Hoofdstuk II – Terugvordering

Artikel 6. Algemene bepaling met betrekking tot de bevoegdheid tot herziening, intrekking, terugvordering en verrekening

  • 1. Leen(inkomensondersteuning) of bedrijfskapitaal verstrekt krachtens het Bbz 2004 wordt teruggevorderd in de gevallen zoals vermeld in deze beleidsregels.

  • 2. Het college:

    • a.

      herziet dan wel trekt het recht op (leen)inkomensondersteuning in, als de (leen)inkomensondersteuning tot een te hoog bedrag dan wel ten onrechte is verleend;

    • b.

      maakt gebruik van de bevoegdheid tot terugvordering zoals deze haar op grond van artikel 58, tweede lid en artikel 59 van de PW en artikel 12, tweede lid onder c en artikel 41, vierde en vijfde lid van het Bbz 2004 toekomt;

    • c.

      maakt gebruik van de bevoegdheid tot verrekening zoals deze haar op grond van artikel 60, derde lid PW toekomt;

    • d.

      maakt gebruik van de bevoegdheid tot invordering bij dwangbevel als bedoeld in artikel 60, tweede lid van de PW;

    • e.

      maakt gebruik van de bevoegdheid om de bestuurlijke boete geheel of gedeeltelijk kwijt te schelden bij medewerking aan een schuldregeling zoals deze haar op grond van artikel 18a lid 13 PW en artikel 20a lid 12 van de IOAW en IOAZ toekomt;

    • f.

      maakt gebruik van de bevoegdheid tot het renteloos maken van het resterende deel van de lening na beëindiging van het bedrijf of zelfstandig beroep, zoals deze haar op grond van artikel 43, tweede lid van het Bbz 2004 haar toekomt.

Artikel 7. Terugvordering van gezinsleden

Onverminderd het bepaalde onder artikel 8 van deze beleidsregels worden kosten van bijstand en bedrijfskapitaal, indien de bijstand aan een gezin of aan een gezin had moeten worden verleend, van de meerderjarige gezinsleden teruggevorderd.

Hoofdstuk III - Invordering

Artikel 8. Wijze van invordering

  • 1. Uitgangspunt is dat de belanghebbende een vordering ineens dient te voldoen.
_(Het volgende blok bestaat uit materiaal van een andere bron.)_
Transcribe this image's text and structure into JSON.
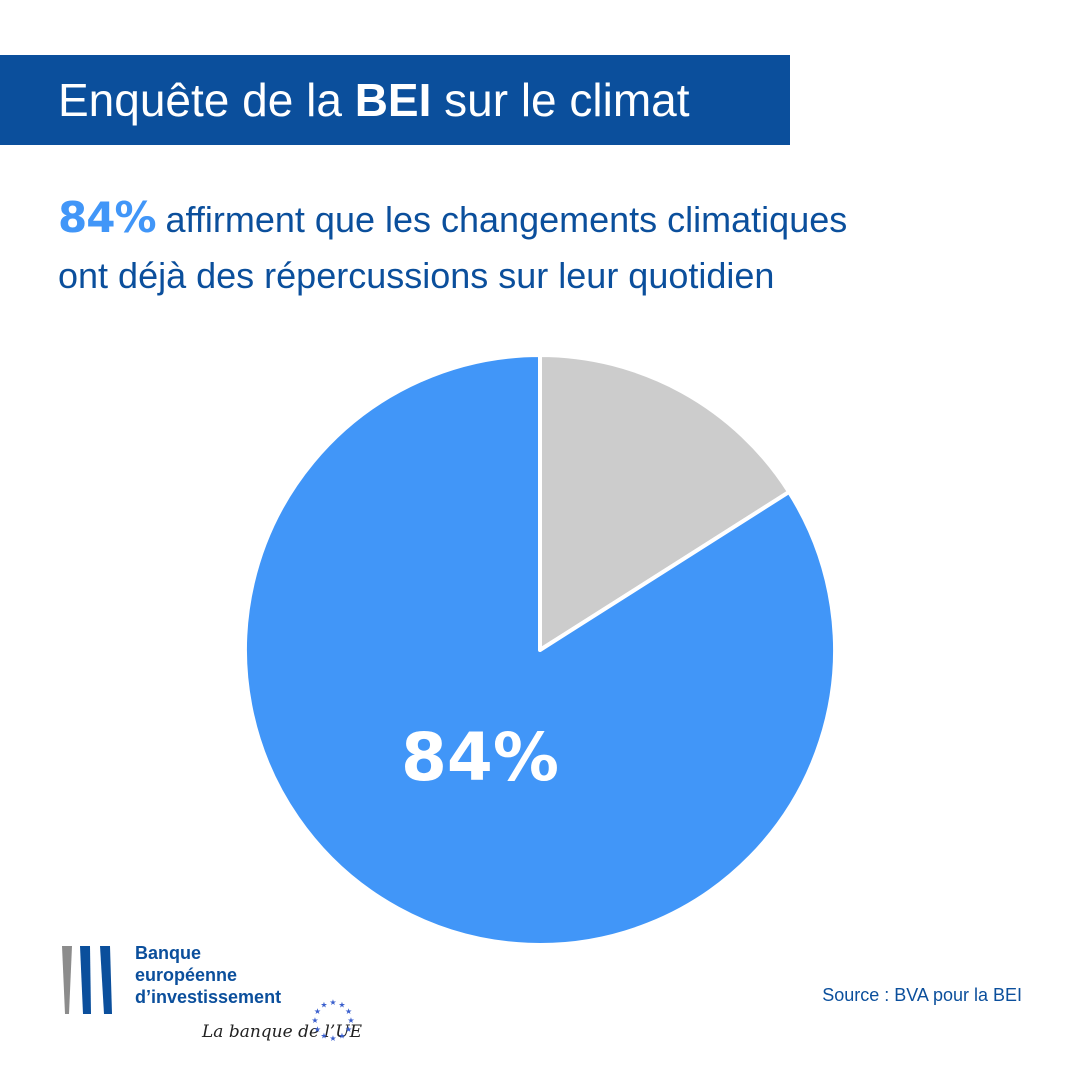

Hierbij wordt de termijn van artikel 4:87 Awb aangehouden.

  • 2. Op verzoek van de belanghebbende kan de vordering in termijnen worden voldaan indien:

    • a.

      de vordering binnen 36 maanden wordt afgelost en

    • b.

      het aflossingsbedrag minimaal € 50,00 bedraagt.

  • 3. Indien volledige aflossing binnen de in het eerste en/of tweede lid genoemde betalingstermijn niet mogelijk is, stelt het college de maandelijkse aflossing vast.

  • 4. Het vastgestelde of afgesproken aflossingsbedrag geldt als een opgelegde betalingsverplichting.

  • 5. Bij de vaststelling van het aflossingsbedrag wordt rekening gehouden met de beslagvrije voet en de eventuele verhoging hiervan.

  • 6. Bij de vaststelling van de betalingsverplichting in het inkomen wordt ook rekening gehouden met de bijzondere, financiële en persoonlijke omstandigheden van belanghebbende.

  • 7. Het onderzoek naar mogelijk gewijzigde financiële omstandigheden wordt periodiek en/of naar aanleiding van meldingen of signalen uitgevoerd.

Artikel 9. Dwanginvordering

  • 1. Indien de belanghebbende een eerder opgelegde betalingsverplichting niet meer nakomt, dan kan het terugvorderingsbesluit ten uitvoer gelegd worden door middel van:

    • a.

      verrekening met de maandelijks verleende bijstand op grond van artikel 60, derde lid, van de Participatiewet, dan wel verrekening met de maandelijkse uitkering op grond van artikel 28, derde lid van zowel de IOAW als de IOAZ; of

    • b.

      bij het ontbreken van deze mogelijkheid en nadat een dwangbevel is verzonden: een executoriaal beslag overeenkomstig de artikelen 479b tot en met 479g van het Wetboek van Burgerlijke Rechtsvordering, behoudens artikel 479e, tweede lid van het Wetboek van Burgerlijke Rechtsvordering, of

    • c.

      beslag in de zin van het Tweede Boek van het Wetboek van Burgerlijke rechtsvordering.

  • 2. In geval van beslaglegging en/of het inschakelen van een deurwaarder zoals vermeld in dit artikel, wordt de vordering verhoogd met de invorderingskosten en met de wettelijke rente. De invorderingskosten worden vastgesteld op 15% van de openstaande vordering met een maximum van € 375,00.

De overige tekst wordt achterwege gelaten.